Home Carrollton CHS alum co-authors medical study on CPR

CHS alum co-authors medical study on CPR

A 2019 Carrollton High School graduate who was involved in the CHS Healthcare Science pathway now has a unique connection with the American Heart Association and is listed as a contributing author on an important AHA report on CPR published in March.

Brianna Colquitt, now a nursing student at Jacksonville State University, was only a CHS senior when she first reached out to AHA, following what she called a “traumatic experience.”

Colquitt had attempted to save a neighbor she discovered unconscious with CPR until paramedics arrived. The neighbor didn’t make it and she started second-guessing whether she did everything she could. That’s when she called the American Heart Association and suddenly became part of a research communications team.
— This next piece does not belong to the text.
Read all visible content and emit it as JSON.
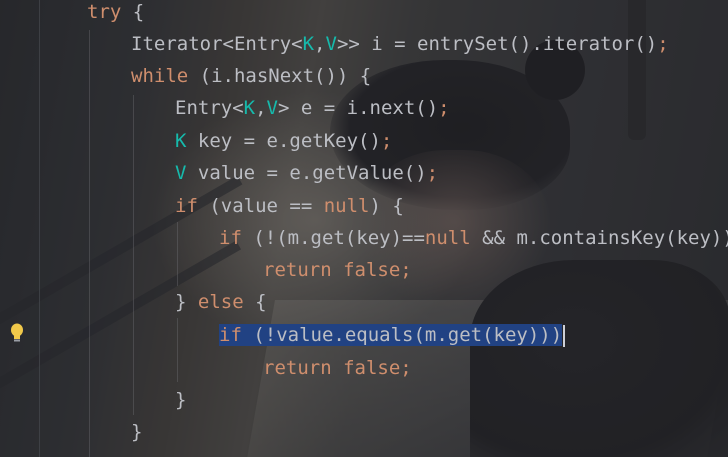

“I got in contact with the American Heart Association after the incident my senior year because of what happened to me,” she said. “There just happened to be a group about to begin writing the article I helped with. I was able to be in a writing group of doctors all over the U.S. who helped formulate the statement, and I was able to give my input as a lay responder while we were writing. By being a part of this writing team, I was able to see how medical research happens and was very blessed that I had this amazing opportunity.”

The result is a published statement, inspired by Colquitt’s experience and of others like her, that focuses on the important work of lay people who attempt to save lives with CPR. In the past, non-medical personnel who performed CPR were primarily labeled as “bystanders,” a term many consider carries a negative connotation that implies in a literal sense as some who was just “standing by.” The medical team wanted to strengthen this language and communicate more appropriately what to call them – and landed on “lay responders.”

In addition to the statement, which lists Colquitt as the second author of record, a press release about the statement features Brianna and shares the challenges of lay responders and their importance.

Colquitt says her CPR experience as a high school senior further confirmed her desire to become a nurse.

“I knew from an early age I wanted to help others by becoming a nurse, and through the experience with my neighbor, I was able to confirm my calling to nursing and working in the healthcare field,” she said, and also expressed gratitude for her education in the CHS Healthcare Science pathway.

“I started my pathway with (former teacher) Cathy Sheriff who was able to teach me the basics of healthcare where we learned basic medical terminology. Then Shannon Bright took over and taught me so much – from how to help athletes after an injury to (understanding) the pathway of the heart and everything in between. Both of these amazing women helped my love and passion for healthcare grow.”

Colquitt said in nursing school she is often reminded of what they taught her. “I even got to shadow at Tanner Medical Center  as part of my pathway during my last semester of high school, which made it a more comfortable transition into my nursing school and clinicals. Also, because of dual enrollment at the University of West Georgia, I am able to graduate with my bachelor’s in Nursing early!”

Colquitt says after graduation, she wants to become a pediatric or geriatric nurse but she has other interests as well, including furthering her education with the ultimate goal of becoming a nurse practitioner.